In that regard, I make no apologies for again drawing the House’s attention to the Getting it Right First Time initiative, which seeks to embed quality in clinical care across the NHS. I often find that we do not focus sufficiently on that in this House. Variability in the rates of infection and of the revision surgery that is required are significant across the NHS. If we could raise the quality of clinical care to the level of the best across the NHS, we could get the amount for litigation down substantially.
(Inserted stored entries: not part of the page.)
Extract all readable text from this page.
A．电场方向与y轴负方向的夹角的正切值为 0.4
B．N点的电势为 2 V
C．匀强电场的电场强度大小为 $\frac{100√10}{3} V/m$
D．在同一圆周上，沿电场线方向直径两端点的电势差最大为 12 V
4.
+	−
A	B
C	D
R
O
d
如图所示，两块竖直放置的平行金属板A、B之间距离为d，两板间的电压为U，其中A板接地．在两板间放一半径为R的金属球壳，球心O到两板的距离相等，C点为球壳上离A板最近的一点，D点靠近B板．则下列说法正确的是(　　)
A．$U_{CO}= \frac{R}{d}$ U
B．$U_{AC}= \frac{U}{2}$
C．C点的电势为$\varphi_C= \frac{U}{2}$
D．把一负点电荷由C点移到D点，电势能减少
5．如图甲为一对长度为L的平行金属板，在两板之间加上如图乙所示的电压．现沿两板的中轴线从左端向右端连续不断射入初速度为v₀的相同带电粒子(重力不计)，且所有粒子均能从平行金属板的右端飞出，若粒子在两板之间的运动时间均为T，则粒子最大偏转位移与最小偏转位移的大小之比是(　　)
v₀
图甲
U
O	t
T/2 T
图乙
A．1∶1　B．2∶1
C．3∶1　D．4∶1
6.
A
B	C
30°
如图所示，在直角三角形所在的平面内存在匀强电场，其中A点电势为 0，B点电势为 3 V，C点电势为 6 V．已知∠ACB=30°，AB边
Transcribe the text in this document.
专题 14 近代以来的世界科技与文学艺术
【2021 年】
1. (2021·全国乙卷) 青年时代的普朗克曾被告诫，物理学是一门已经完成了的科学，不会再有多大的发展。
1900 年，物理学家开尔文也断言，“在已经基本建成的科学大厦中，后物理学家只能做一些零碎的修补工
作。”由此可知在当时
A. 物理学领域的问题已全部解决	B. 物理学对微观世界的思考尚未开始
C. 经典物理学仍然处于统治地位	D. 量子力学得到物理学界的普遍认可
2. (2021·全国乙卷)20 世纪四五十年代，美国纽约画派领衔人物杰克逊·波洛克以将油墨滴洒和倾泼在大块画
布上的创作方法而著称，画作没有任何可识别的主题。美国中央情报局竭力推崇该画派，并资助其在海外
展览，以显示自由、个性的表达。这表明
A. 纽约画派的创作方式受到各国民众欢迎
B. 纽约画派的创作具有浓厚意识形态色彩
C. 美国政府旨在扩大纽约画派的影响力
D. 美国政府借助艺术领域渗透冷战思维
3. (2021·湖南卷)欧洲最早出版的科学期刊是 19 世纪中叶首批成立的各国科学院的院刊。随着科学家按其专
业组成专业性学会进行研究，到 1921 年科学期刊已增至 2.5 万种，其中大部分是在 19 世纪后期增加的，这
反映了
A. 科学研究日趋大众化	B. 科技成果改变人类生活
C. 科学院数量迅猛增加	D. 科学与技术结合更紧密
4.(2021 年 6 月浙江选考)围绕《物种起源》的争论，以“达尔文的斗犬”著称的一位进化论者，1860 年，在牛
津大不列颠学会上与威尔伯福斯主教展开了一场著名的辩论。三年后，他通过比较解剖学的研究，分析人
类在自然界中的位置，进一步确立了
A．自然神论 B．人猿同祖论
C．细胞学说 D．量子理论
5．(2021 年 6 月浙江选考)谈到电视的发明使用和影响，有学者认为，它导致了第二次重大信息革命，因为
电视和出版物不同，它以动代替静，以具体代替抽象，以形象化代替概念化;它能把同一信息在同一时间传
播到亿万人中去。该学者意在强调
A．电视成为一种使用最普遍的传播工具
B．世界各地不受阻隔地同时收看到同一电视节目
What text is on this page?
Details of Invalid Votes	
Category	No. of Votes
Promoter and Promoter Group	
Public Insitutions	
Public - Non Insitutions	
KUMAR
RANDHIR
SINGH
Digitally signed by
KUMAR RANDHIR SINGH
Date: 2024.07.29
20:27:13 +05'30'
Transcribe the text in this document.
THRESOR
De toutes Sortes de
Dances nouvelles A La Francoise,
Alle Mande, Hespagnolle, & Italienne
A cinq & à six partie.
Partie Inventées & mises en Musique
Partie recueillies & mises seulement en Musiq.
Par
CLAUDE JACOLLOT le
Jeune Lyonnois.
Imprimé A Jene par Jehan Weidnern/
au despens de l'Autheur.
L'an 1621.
I was pleased to join a meeting that the Chair of the Public Accounts Committee, the hon. Member for Hackney South and Shoreditch (Meg Hillier), held a couple of weeks ago on the “Manifesto for a healthy and health-creating society”. It was led by Lord Crisp, the former permanent secretary of the Department of Health, with colleagues in the House of Lords and others. Although that may seem a long-term approach to the acute problems we face today—the Chair of the Communities and Local Government Committee is right to say that we need action now to get the preventive issues right, because not everyone will be around in the longer term—it is incredibly important, none the less, that we take a lot of the ideas in the report seriously to try to reduce the strains on the NHS and to create a healthier population in the years to come.

There are already some very good examples of such ideas. The St Paul’s Way transformation project in Poplar in the east end is doing sterling work. The Well North initiative, which is supported by Public Health England, is focusing on 10 cities in the north of England that have poor health outcomes and bad levels of health inequality. It is all about creating what it calls vibrant and well-connected communities to deal with issues such as debt, jobs, training, missed educational opportunities, poor housing and loneliness. Our late lamented colleague Jo Cox focused on the issue of loneliness, and many of us in the House are determined to carry on her work in that important area. Such long-term preventive work to increase the resilience and health of society is absolutely fundamental to all the issues we are talking about tonight.

On the sustainability and transformation plans, I have spent time with both GPs and hospital staff during the past couple of weeks, and I observed that clinicians in hospitals often point to the work that they thought should have been done but had not been done by GPs, while GPs pointed out that they do quite a lot of work that in the past they would have expected hospitals to undertake. As we move forward with the sustainability and transformation plans, there would be some merit in making sure that those in time turn into accountable care organisations, so that we get a proper join-up between the different parts of the system and such finger pointing between different parts of the health system becomes a thing of the past.

Finally and briefly on the issue of beds, I totally understand the Government’s correct focus on shifting more care to the community, but we have 8,000 fewer beds than we had five years ago, while the occupancy rate has increased from 84% to 87%. At times, operating theatres stand idle because of delayed discharges for care. I should like Ministers to reflect on that.